An optimized VMD and global spatiotemporal model for diagnosing inter-rotor rub-impact faults in dual-rotor turboshaft engine

Abstract The next-generation dual-rotor turboshaft engine adopts a bearing cavity structure with flexible stators to reduce weight. However, under complex operating conditions, this structure promotes coupled nonlinear vibrations and rub-impact issues between the rotors. Inter-rotor rub-impact in a dual-rotor turboshaft engine is often obscured by rotor-to-stator rub faults and environmental noise, making its identification challenging and posing a significant threat to the safe operation of helicopters.

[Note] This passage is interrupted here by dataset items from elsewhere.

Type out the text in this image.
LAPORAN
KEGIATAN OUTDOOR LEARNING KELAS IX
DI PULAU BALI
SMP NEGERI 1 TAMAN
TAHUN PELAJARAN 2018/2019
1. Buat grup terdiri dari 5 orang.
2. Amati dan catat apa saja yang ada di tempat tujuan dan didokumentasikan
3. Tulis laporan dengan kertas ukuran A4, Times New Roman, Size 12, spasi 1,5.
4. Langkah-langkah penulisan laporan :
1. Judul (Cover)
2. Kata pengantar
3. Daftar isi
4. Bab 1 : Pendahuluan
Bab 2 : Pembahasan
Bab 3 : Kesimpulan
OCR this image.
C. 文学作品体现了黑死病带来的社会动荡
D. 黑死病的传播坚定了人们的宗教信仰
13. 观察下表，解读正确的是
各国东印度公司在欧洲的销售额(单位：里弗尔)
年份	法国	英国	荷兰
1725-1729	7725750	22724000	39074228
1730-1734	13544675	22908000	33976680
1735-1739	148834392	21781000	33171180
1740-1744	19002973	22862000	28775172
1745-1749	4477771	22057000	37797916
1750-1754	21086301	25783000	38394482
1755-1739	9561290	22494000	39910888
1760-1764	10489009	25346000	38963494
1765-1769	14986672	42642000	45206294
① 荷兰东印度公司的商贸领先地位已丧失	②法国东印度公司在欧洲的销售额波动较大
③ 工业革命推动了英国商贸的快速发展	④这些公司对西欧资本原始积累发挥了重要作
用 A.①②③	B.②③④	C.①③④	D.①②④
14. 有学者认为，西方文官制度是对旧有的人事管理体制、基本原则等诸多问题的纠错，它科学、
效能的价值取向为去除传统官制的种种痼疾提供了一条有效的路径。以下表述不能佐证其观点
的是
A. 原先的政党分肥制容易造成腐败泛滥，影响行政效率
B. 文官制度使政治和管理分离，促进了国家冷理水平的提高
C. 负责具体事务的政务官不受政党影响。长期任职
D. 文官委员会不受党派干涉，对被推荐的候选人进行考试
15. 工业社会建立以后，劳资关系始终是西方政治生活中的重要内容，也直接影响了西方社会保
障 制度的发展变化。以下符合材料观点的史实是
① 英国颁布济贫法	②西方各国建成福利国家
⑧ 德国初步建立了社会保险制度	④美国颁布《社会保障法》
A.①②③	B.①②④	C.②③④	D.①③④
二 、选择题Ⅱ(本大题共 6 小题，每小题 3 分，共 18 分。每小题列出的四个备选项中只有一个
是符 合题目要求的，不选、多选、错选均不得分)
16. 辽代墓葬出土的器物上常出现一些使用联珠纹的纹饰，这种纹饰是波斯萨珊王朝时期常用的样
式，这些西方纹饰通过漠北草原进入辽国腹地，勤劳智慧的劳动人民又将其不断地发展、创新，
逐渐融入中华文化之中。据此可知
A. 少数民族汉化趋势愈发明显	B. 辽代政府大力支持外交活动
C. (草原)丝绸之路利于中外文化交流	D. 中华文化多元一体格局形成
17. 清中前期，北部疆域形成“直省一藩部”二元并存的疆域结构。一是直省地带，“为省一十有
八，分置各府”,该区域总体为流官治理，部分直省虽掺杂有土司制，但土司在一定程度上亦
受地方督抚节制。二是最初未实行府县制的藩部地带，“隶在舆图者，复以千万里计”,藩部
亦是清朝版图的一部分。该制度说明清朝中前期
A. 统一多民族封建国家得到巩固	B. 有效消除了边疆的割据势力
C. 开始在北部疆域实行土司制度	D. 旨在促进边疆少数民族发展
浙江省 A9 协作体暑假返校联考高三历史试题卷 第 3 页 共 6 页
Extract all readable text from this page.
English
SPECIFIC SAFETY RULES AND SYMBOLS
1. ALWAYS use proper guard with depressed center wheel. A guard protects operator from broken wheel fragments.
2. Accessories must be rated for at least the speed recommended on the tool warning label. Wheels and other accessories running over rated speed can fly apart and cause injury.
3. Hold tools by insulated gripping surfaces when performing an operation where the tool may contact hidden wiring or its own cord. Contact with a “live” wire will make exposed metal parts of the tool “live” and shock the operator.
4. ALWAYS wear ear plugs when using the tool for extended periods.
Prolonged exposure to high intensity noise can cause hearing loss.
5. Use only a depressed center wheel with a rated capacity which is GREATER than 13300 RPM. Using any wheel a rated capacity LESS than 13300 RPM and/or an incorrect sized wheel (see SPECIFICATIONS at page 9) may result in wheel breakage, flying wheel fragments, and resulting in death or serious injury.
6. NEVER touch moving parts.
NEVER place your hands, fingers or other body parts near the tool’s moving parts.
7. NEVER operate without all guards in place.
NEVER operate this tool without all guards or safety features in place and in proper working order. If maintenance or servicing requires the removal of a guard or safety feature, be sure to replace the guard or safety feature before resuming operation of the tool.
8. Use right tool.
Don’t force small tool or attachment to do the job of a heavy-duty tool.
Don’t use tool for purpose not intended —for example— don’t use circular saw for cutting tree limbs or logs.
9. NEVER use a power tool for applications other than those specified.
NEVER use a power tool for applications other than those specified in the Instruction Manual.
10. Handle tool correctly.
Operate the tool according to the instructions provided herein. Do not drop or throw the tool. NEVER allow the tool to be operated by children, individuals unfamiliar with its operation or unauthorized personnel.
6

To address this, we propose an optimized VMD and global spatiotemporal model for diagnosing inter-rotor rub-impact faults in a dual-rotor turboshaft engine. This method combines signal processing with deep learning techniques to effectively uses multi-sensor data to accurately identify inter-rotor rub-impact faults. Specifically, the raw signals are first decomposed using a VMD optimized by the TTAO algorithm, followed by signal reconstruction based on selected criteria. The reconstructed signals are then input into the GSN in the form of multi-channel feature maps for fault diagnosis. Finally, the effectiveness and superiority of the proposed method are validated and compared using fault data collected from a dual-rotor rub-impact test device. Experimental results demonstrate that the proposed method can distinguish inter-rotor rub-impact among various rub-impact faults, achieving an average diagnostic accuracy of 99.61% and excellent classification performance.